A theoretical and numerical study of gravity driven coating flow on cylinder and sphere: two-dimensional and axisymmetric capillary waves

TL;DR

This paper develops theoretical and numerical models to analyze gravity-driven coating flows on cylinders and spheres, focusing on capillary wave behavior under high Bond number conditions and validating the models with numerical simulations.

Contribution

It introduces an asymptotic and numerical framework for understanding capillary waves on curved surfaces, extending previous work to cylindrical and spherical geometries.

Findings

Capillary ridges degenerate into a one-parameter family at high Bond numbers.

Composite solutions agree well with direct numerical solutions for high Bond numbers.

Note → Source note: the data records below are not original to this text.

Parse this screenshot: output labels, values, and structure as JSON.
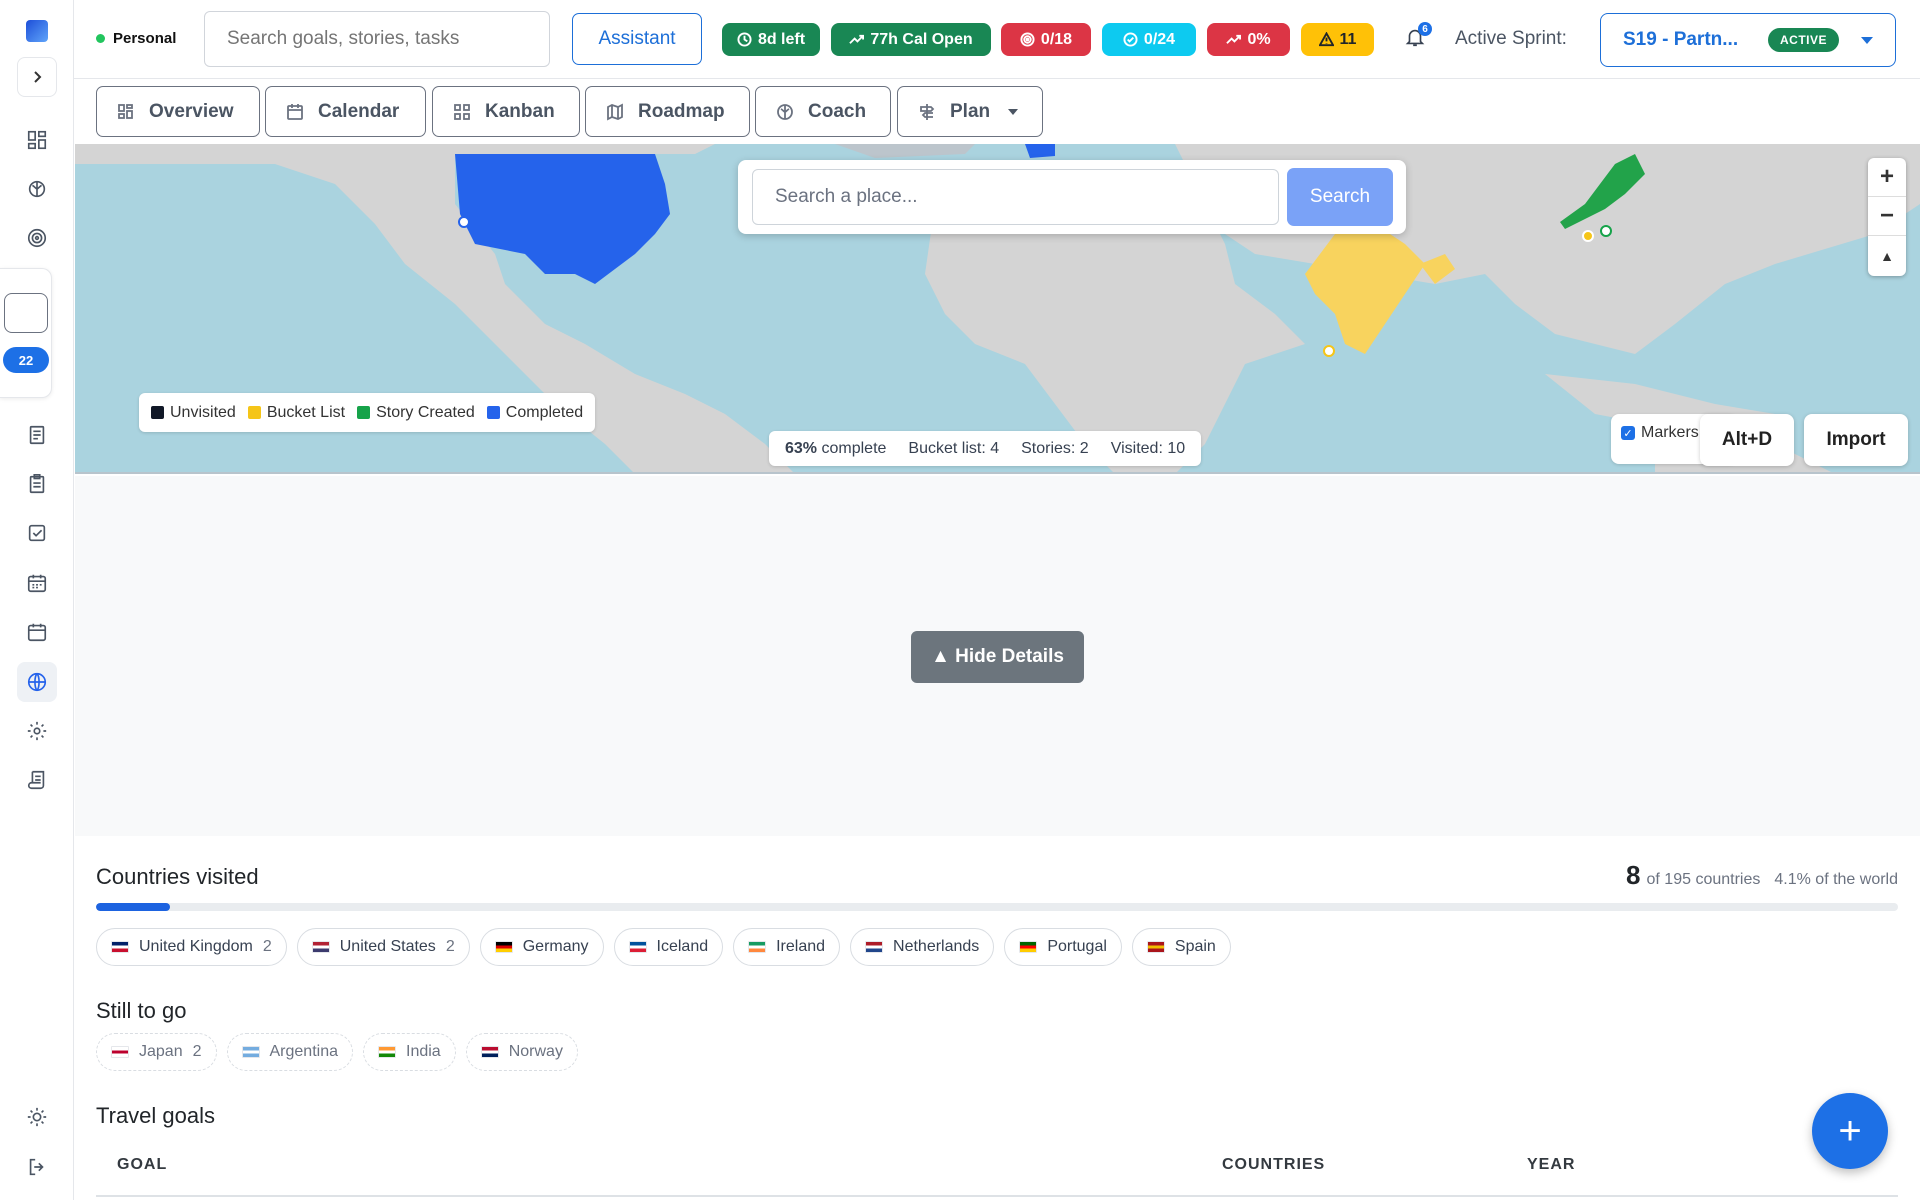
{
  "header": {
    "persona": "Personal",
    "search_placeholder": "Search goals, stories, tasks",
    "assistant_label": "Assistant",
    "pills": [
      {
        "label": "8d left",
        "icon": "clock-icon",
        "color": "#198754"
      },
      {
        "label": "77h Cal Open",
        "icon": "trend-up-icon",
        "color": "#198754"
      },
      {
        "label": "0/18",
        "icon": "target-icon",
        "color": "#dc3545"
      },
      {
        "label": "0/24",
        "icon": "check-circle-icon",
        "color": "#0dcaf0"
      },
      {
        "label": "0%",
        "icon": "trend-up-icon",
        "color": "#dc3545"
      },
      {
        "label": "11",
        "icon": "warning-icon",
        "color": "#ffc107"
      }
    ],
    "notifications_count": "6",
    "active_sprint_label": "Active Sprint:",
    "sprint_name": "S19 - Partn...",
    "sprint_status": "ACTIVE"
  },
  "sidebar": {
    "badge_count": "22"
  },
  "tabs": [
    {
      "label": "Overview",
      "icon": "grid-icon"
    },
    {
      "label": "Calendar",
      "icon": "calendar-icon"
    },
    {
      "label": "Kanban",
      "icon": "kanban-icon"
    },
    {
      "label": "Roadmap",
      "icon": "map-icon"
    },
    {
      "label": "Coach",
      "icon": "brain-icon"
    },
    {
      "label": "Plan",
      "icon": "signpost-icon"
    }
  ],
  "map": {
    "search_placeholder": "Search a place...",
    "search_button": "Search",
    "legend": [
      {
        "label": "Unvisited",
        "color": "#111827"
      },
      {
        "label": "Bucket List",
        "color": "#f5c518"
      },
      {
        "label": "Story Created",
        "color": "#16a34a"
      },
      {
        "label": "Completed",
        "color": "#2563eb"
      }
    ],
    "stats": {
      "percent": "63%",
      "complete_label": "complete",
      "bucket": "Bucket list: 4",
      "stories": "Stories: 2",
      "visited": "Visited: 10"
    },
    "markers_label": "Markers",
    "altd_label": "Alt+D",
    "import_label": "Import"
  },
  "details": {
    "hide_label": "▲ Hide Details"
  },
  "countries": {
    "title": "Countries visited",
    "count": "8",
    "of_label": "of 195 countries",
    "world_pct": "4.1% of the world",
    "progress_fraction": 0.041,
    "visited": [
      {
        "name": "United Kingdom",
        "count": "2",
        "flag": [
          "#012169",
          "#ffffff",
          "#c8102e"
        ]
      },
      {
        "name": "United States",
        "count": "2",
        "flag": [
          "#b22234",
          "#ffffff",
          "#3c3b6e"
        ]
      },
      {
        "name": "Germany",
        "count": "",
        "flag": [
          "#000000",
          "#dd0000",
          "#ffce00"
        ]
      },
      {
        "name": "Iceland",
        "count": "",
        "flag": [
          "#02529c",
          "#ffffff",
          "#dc1e35"
        ]
      },
      {
        "name": "Ireland",
        "count": "",
        "flag": [
          "#169b62",
          "#ffffff",
          "#ff883e"
        ]
      },
      {
        "name": "Netherlands",
        "count": "",
        "flag": [
          "#ae1c28",
          "#ffffff",
          "#21468b"
        ]
      },
      {
        "name": "Portugal",
        "count": "",
        "flag": [
          "#006600",
          "#ff0000",
          "#ffcc00"
        ]
      },
      {
        "name": "Spain",
        "count": "",
        "flag": [
          "#aa151b",
          "#f1bf00",
          "#aa151b"
        ]
      }
    ],
    "togo_title": "Still to go",
    "togo": [
      {
        "name": "Japan",
        "count": "2",
        "flag": [
          "#ffffff",
          "#bc002d",
          "#ffffff"
        ]
      },
      {
        "name": "Argentina",
        "count": "",
        "flag": [
          "#74acdf",
          "#ffffff",
          "#74acdf"
        ]
      },
      {
        "name": "India",
        "count": "",
        "flag": [
          "#ff9933",
          "#ffffff",
          "#138808"
        ]
      },
      {
        "name": "Norway",
        "count": "",
        "flag": [
          "#ba0c2f",
          "#ffffff",
          "#00205b"
        ]
      }
    ]
  },
  "goals": {
    "title": "Travel goals",
    "col_goal": "GOAL",
    "col_countries": "COUNTRIES",
    "col_year": "YEAR"
  }
}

The asymptotic behavior is consistent across cylindrical and spherical surfaces, unaffected by partial wetting.

Abstract

The theoretical and numerical models for gravity driven coating flow on upper cylinder and sphere are formulated. Using a perturbation method, the governing equations which depend on one Bond number $Bo$ are derived for a liquid film flow down the outside of a horizontal cylinder and a sphere. They can be simplified to one-dimensional form due to the symmetries. The general structure of the two-dimensional and axisymmetric capillary waves under high $Bo$ condition is focused on. An asymptotic theory is used to solve for the free-surface profiles in the outer and inner region, respectively. Even though the evolution in the outer region is essentially different, there are inherent similarities in the inner region because the capillary ridges are proved to degenerate into the one-parameter family in high $Bo$ limit. Using appropriate numerical techniques, some parametric studies are performed on the profiles of the capillary waves. The spreading of the front recorded from the outer solutions quantitatively accords with the scaling laws in a top region at early time, but deviates obviously at later time. The comparison between the composite solutions constructed using the asymptotic theory and direct solutions calculated from the evolution equations is highlighted via both the global and local features. Agreement between the composite solutions and the direct solutions is good for high $Bo$ cases. This asymptotic behavior is common on both of cylindrical and spherical surfaces and not affected by the partial wetting process.